Secretary of State Jesse White, pictured in this 2007 file photo, believes a federal recommendation Tuesday that Illinois and other states lower their drunk-driving standard from .08 blood-alcohol content to .05 blood-alcohol content warrants "further study." (AP Photo/Seth Perlman)
SPRINGFIELD-Secretary of State Jesse White believes the idea of reducing Illinois' drunk-driving threshold merits "further study," his office confirmed Tuesday after a federal agency recommended all states scrap their .08 DUI standards.
The National Transportation Safety Board urged all 50 states to lower their drunk-driving limits by nearly half from .08 blood-alcohol content to .05 blood-alcohol content.
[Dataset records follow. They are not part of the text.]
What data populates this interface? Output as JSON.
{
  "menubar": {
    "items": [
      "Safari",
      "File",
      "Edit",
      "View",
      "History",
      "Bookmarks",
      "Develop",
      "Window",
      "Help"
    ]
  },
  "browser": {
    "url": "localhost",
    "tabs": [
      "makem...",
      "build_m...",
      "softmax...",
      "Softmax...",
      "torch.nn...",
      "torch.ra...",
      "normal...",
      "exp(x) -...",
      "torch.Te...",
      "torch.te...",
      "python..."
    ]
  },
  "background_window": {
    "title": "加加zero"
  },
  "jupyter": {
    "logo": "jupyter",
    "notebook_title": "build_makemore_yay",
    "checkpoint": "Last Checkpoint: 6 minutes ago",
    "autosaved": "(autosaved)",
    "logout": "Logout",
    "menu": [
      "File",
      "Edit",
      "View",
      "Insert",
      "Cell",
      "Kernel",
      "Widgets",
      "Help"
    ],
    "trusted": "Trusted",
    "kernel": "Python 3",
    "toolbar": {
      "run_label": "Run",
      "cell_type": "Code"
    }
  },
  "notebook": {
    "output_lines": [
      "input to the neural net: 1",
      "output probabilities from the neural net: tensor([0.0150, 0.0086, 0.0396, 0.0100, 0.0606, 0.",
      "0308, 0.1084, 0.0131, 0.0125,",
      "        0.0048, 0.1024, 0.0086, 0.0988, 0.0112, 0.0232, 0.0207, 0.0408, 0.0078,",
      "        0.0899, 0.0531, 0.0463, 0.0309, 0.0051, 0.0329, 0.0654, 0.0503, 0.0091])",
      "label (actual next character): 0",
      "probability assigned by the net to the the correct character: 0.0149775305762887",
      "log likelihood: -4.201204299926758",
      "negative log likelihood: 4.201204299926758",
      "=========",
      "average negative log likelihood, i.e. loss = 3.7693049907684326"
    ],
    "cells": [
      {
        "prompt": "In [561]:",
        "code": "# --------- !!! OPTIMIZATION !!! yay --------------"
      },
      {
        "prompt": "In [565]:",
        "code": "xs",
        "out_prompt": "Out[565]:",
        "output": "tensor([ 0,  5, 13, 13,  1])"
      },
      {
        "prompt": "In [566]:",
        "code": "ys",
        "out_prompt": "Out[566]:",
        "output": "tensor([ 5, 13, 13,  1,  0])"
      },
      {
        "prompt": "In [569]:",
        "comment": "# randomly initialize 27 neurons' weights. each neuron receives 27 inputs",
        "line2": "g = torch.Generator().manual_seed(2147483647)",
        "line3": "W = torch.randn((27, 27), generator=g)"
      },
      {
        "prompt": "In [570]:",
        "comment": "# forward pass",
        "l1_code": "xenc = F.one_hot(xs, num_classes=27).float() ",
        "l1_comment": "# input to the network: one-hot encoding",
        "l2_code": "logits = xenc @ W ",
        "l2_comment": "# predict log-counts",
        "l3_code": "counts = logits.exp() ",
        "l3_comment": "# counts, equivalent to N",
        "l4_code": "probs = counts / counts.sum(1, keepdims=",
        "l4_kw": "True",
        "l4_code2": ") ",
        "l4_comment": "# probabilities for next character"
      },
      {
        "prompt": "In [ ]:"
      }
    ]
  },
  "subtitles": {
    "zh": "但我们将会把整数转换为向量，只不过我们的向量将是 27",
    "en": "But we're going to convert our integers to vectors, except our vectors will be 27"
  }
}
"It's an issue that needs further study. We commend them for looking into this and the work they've done. But we feel at this point, it needs more study to go to .05," White spokesman Dave Druker told the Chicago Sun-Times.
Druker said White was not prepared to move any kind of legislative package in the dwindling days of the spring legislative session and that his senior staff would delve more deeply into the NTSB's findings.
A 180-pound man could drink no more than two 12-ounce servings of light beer in an hour to stay below a .05 blood-alcohol content, according to an online blood-alcohol calculator maintained by the University of Oklahoma.
Under the existing .08 law, that same person could drink four 12-ounce servings of light beer to remain below the drunk-driving limit, the university calculator showed.
When asked whether the secretary of state's office has a concern about how those tighter standards would could make it impossible for Illinoisans to drink alcohol at weddings, anniversaries or Super Bowl parties and still drive legally, Druker said, "It's an issue."
But Druker cautioned that White had not formulated a position on the NTSB recommendations.
"I don't think we've thought it through to that extent. We just heard about the report today," Druker said.
Illinois has had a .08 blood-alcohol standard since 1997, when then-Secretary of State George Ryan successfully pushed the change through the General Assembly. Previously, the state's drunk-driving limit stood at .10 blood-alcohol content.